Özellikle Ukrayna, Gazze Şeridi ve Sudan’daki savaş ve çatışmaların insan haklarının evrenselliğinin devamı açısından büyük sorun oluşturduğunu ifade eden Durchow, “Çin’in Uygurlar’a karşı işlediği insan hakları suçları karşısında Batı’nın sessizliğini, büyüyen sosyal eşitsizliği ve ağırlaşan iklim krizini giderek artan bir tehlike olarak” tanımladı. Rusya-Ukrayna savaşı ve Gazze’de yaşananların gölgesinde kalan konuların da olduğunu kaydeden Durchow, Afganistan’da kadın haklarının durumunun, El Salvador ve Polonya’da toplumsal cinsiyet adaletinde yaşanan gerilemelerin ya da ABD’nin bazı eyaletlerinde kürtaja karşı sıkılaştırılan yasaların “tehlikeli ve az konuşulan eğilimler” olduğunu belirtti.
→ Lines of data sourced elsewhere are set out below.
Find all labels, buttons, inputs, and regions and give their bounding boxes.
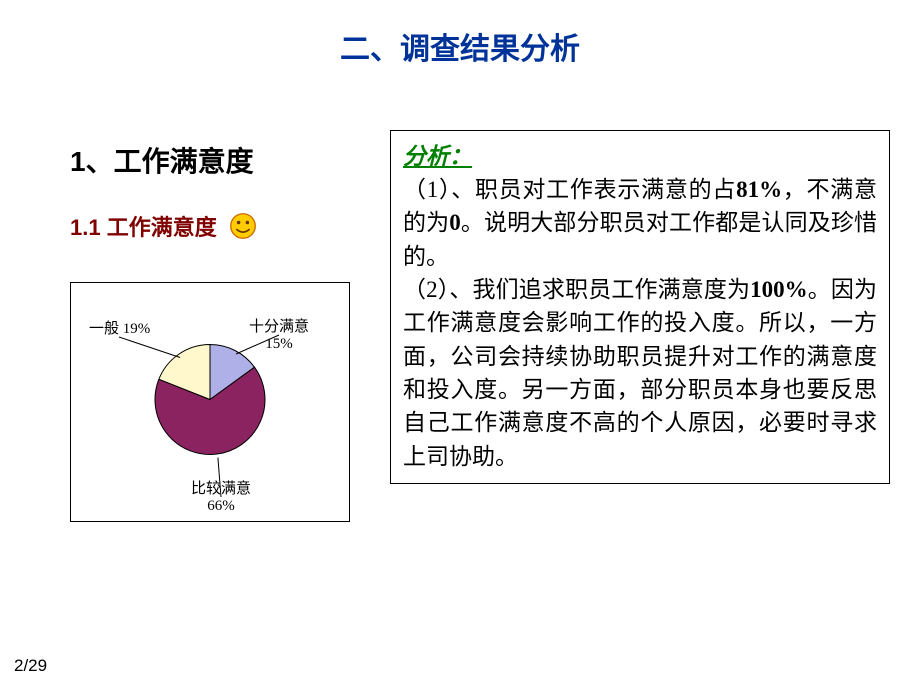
section-heading: 1、工作满意度 — [70, 140, 370, 180]
para2-pct: 100% — [750, 277, 808, 302]
subheading-row: 1.1 工作满意度 — [70, 210, 370, 242]
para2-prefix: （2） — [403, 277, 449, 302]
para1-c: 。说明大部分职员对工作都是认同及珍惜的。 — [403, 210, 877, 268]
para1-prefix: （1） — [403, 177, 451, 202]
pie-chart-box: 十分满意15% 比较满意66% 一般 19% — [70, 282, 350, 522]
pie-slice-label: 十分满意15% — [249, 319, 309, 352]
para1-pct2: 0 — [449, 210, 461, 235]
para1-pct1: 81% — [736, 177, 782, 202]
analysis-box: 分析： （1）、职员对工作表示满意的占81%，不满意的为0。说明大部分职员对工作… — [390, 130, 890, 484]
para2-b: 。因为工作满意度会影响工作的投入度。所以，一方面，公司会持续协助职员提升对工作的… — [403, 277, 877, 469]
analysis-title: 分析： — [403, 137, 877, 171]
subheading: 1.1 工作满意度 — [70, 210, 217, 242]
page-title: 二、调查结果分析 — [0, 0, 920, 68]
smiley-icon — [229, 212, 257, 240]
analysis-body: （1）、职员对工作表示满意的占81%，不满意的为0。说明大部分职员对工作都是认同… — [403, 173, 877, 473]
para2-a: 、我们追求职员工作满意度为 — [449, 277, 750, 302]
pie-slice-label: 比较满意66% — [191, 481, 251, 514]
left-column: 1、工作满意度 1.1 工作满意度 十分满意15% 比较满意66% 一般 19% — [70, 140, 370, 522]
pie-chart — [145, 335, 275, 470]
page-number: 2/29 — [14, 656, 47, 676]
pie-slice-label: 一般 19% — [89, 321, 150, 338]
para1-a: 、职员对工作表示满意的占 — [451, 177, 736, 202]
Almanya’ya İsrail konusunda sert eleştiri
Uluslararası Af Örgütü yıllık raporunda, İsrail-Hamas çatışması ve sonuçlarına da geniş yer ayırıyor. Raporu Berlin’de değerlendiren örgütün Almanya şubesi Genel Sekreteri Julia Duchrow’a göre, Hamas ve diğer silahlı gruplar 7 Ekim’de İsrail’e yönelik saldırılarıyla savaş suçu işlediler. “Hiçbir şey oradaki kurbanların acılarını hafifletemez” diyen Durchow, “Bununla birlikte, İsrail’in askeri operasyonu Gazze’de orantısız bir saldırıya dönüştü ve sonuçta ülke, sayısız savaş suçu işledi ve uluslararası hukuku ihlal etti” şeklinde görüş belirtti
Raporun bu bağlamda eleştirdiği bir nokta, Batılı ülkelerin, özellikle de Almanya’nın konuya yaklaşımında çifte standart hakim olması. Alman hükümetinin İsrail ordusu tarafından işlenen savaş suçlarından hiç bahsetmemesini eleştiren örgüt, ayrıca Almanya’da Filistin yanlısı gösterilere yönelik önleyici genel yasakları da gündeme getirerek, bu tutumu, toplanma özgürlüğü hakkının ihlal ettiği gerekçesiyle eleştiriyor. Örgüt ayrıca Filistin’le dayanışma gösterilerinde yaşanan polis şiddetini de eleştiriyor. Almanya’ya yönelik bir diğer eleştirisi ise, Alman hükümetinin İsrail’e silah satması.
Hükümetin silah tedarikini durdurması çağrısında bulunan örgüt “Savaş suçları ya da insan hakları ihlallerinin işlenmesi riski varsa, İsrail’e ve çatışma halindeki diğer ülkelere silah tedarik edilmemelidir” şeklinde bir değerlendirme yapıyor.